Black Rice Pudding (Vegan, Gluten-free, Refined Sugar-Free)

Wednesday, March 21, 2018

Recently, I really enjoy having a warm bowl of porridge in the morning for breakfast. So I have been experimenting with different grains in my porridge for more breakfast alternation (check out my quinoa porridge and steel cut oats recipe), as well as to clear up my pantry. As much as I love having brown rice for dinner with my vegan curry and tofu scramble, I thought it would be a good idea to try making some black rice pudding with it and see how it goes. The result was a creamy, comforting and filling breakfast pudding that can be served warm or cold, with fruits, granola and raw cacao nibs. It keeps well in the fridge for 3-4 days, so you can cook a large batch in advance and have it as a breakfast on the go on those busy days.

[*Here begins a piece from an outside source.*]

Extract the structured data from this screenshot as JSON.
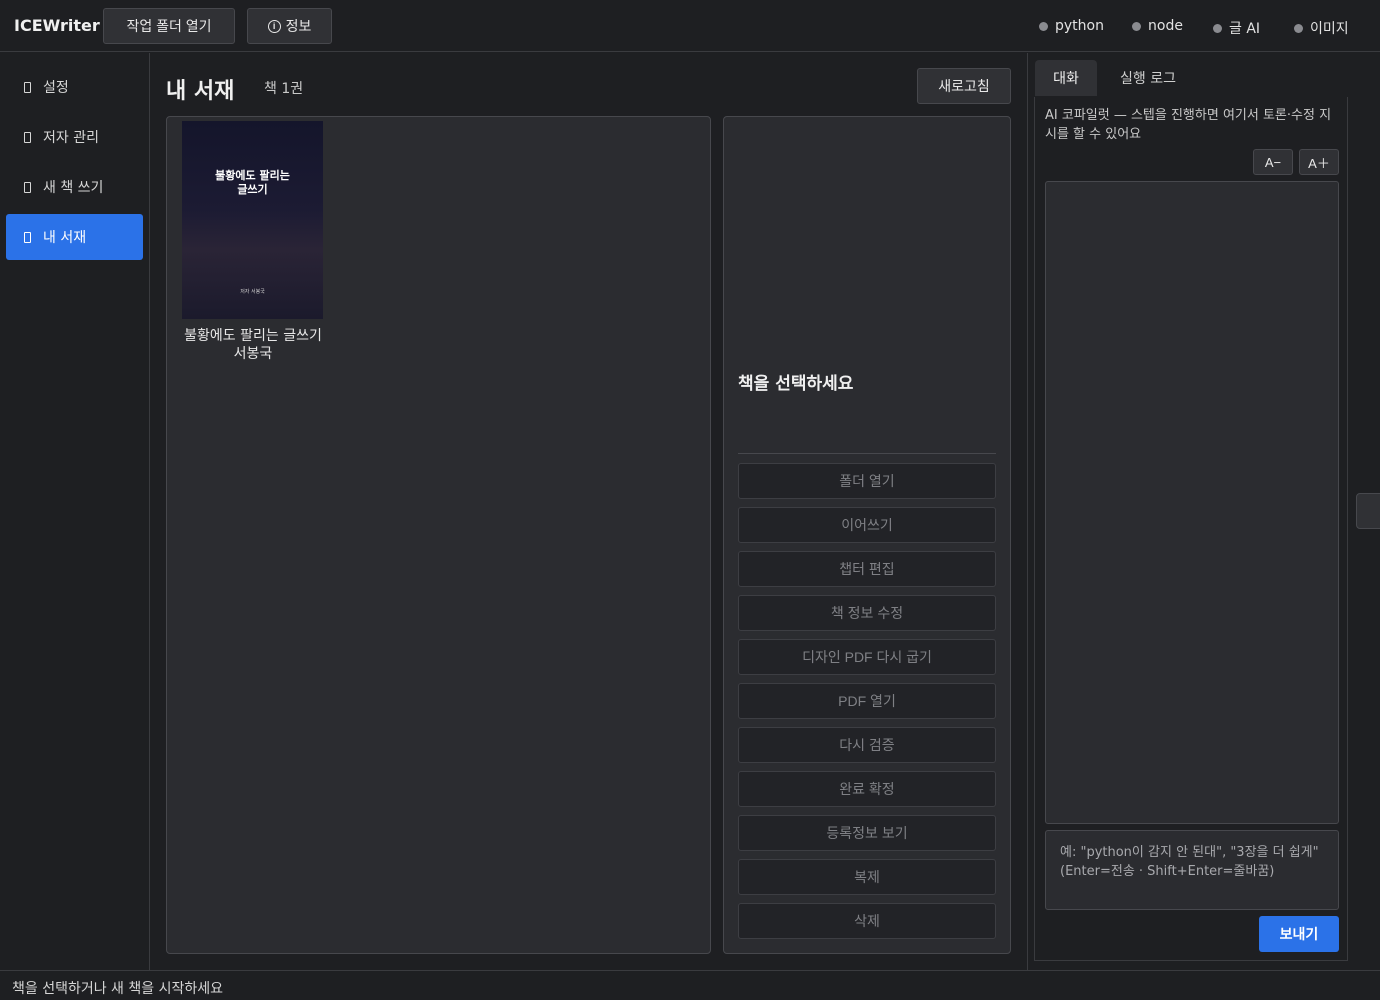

This recipe makes 2 servings


1/2 cup black rice
1/4 cup coconut milk
Little bit less than 1 cup (7/8 cup) of almond milk
1 zucchini (shredded)
1 cup water
1/2 tsp ground tonka bean (optional but recommended)
2 tsp cinnamon


  1. Prepare this the night before you wish to have this. Shred the zucchini and squeeze as much water as you can from them. 
  2. Mix everything in an oven safe pot and place the pot into the slow cooker.
  3. Slowly pour water into the bottom of the slow cooker until its level is about 1 inch below the top of the pot.
  4. Cover and cook on low for 8 hours. Stir before serving.
  5. Serve with your choice of toppings.